Ahmad mengklaim kelompoknya tidak akan berubah menjadi organisasi masyarakat atau partai. Ia juga menolak jika kelompoknya disebut sebagai 'oposisi pemerintah'.
"Kami tidak dalam kerangka politik. Pemoilu 2024 itu adalah kerangka dan kegiatan politik. Kami menjauhi itu," ujarnya kepada pers usai deklarasi.
'Kritikus abadi'
Pakar politik di Lembaga Ilmu Pengetahuan Indonesia (LIPI), Indria Samego, menilai kelompok baru ini tidak berpotensi memainkan peran besar dalam peta politik nasional.
Walau selama ini sudah sering mempersoalkan kebijakan pemerintah, Indria menyebut gerakan yang digagas oleh KAMI tidak akan menjadi perbincangan utama masyarakat.
"Yang membentuk KAMI itu para pengkritik yang abadi terhadap pemerintah. Yang mereka sampaikan punya dasar, tapi pemerintah tidak bisa memenuhi semua kritik mereka," ucapnya.
"Mereka memang vokal di media massa, tapi pengaruh mereka tidak sampai ke seluruh masyarakat, apalagi di akar rumput."
"Sepertinya ini tidak lebih dari upaya menjaga eksistensi mereka di perpolitikan," kata Indria.

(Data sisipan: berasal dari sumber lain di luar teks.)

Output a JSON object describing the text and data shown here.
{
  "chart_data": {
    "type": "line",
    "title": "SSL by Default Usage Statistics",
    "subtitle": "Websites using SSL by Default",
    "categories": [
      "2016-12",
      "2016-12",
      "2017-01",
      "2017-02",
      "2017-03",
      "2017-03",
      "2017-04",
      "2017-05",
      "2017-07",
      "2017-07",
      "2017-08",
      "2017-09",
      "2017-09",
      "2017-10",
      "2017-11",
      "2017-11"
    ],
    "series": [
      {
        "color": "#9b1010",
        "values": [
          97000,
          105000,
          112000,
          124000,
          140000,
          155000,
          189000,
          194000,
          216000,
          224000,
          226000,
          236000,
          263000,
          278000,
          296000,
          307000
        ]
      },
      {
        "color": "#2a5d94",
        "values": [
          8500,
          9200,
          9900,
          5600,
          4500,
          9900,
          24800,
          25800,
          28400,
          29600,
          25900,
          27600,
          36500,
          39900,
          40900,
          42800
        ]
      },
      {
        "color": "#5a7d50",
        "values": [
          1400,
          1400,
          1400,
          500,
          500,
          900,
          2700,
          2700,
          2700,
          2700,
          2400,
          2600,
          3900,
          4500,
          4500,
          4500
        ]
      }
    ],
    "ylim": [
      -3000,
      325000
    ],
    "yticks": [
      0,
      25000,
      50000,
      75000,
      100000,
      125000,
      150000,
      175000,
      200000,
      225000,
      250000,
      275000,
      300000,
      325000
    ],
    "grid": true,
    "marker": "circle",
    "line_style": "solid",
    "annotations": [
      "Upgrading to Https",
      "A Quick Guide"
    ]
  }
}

Sumber gambar, ANTARA FOTO
Apa langkah setelah deklarasi?
Refly Harun menyebut belum ada agenda tertentu yang akan KAMI gulirkan dalam waktu dekat. Meski begitu, ia berkata mereka akan muwujudkan kritik melalui mekanisme pengujian undang-undang di Mahkamah Konstitusi.
"Beberapa kelompok sudah melakukannya, misalnya gugatan terhadap Perppu Penanganan Covid-19 oleh koalisi yang dipimpin Din Syamsuddin. Kami akan mendorong langkah-langkah seperti itu," kata Refly.
Juni lalu, MK menolak gugatan Din sehingga beleid itu tetap berlaku sampai saat ini.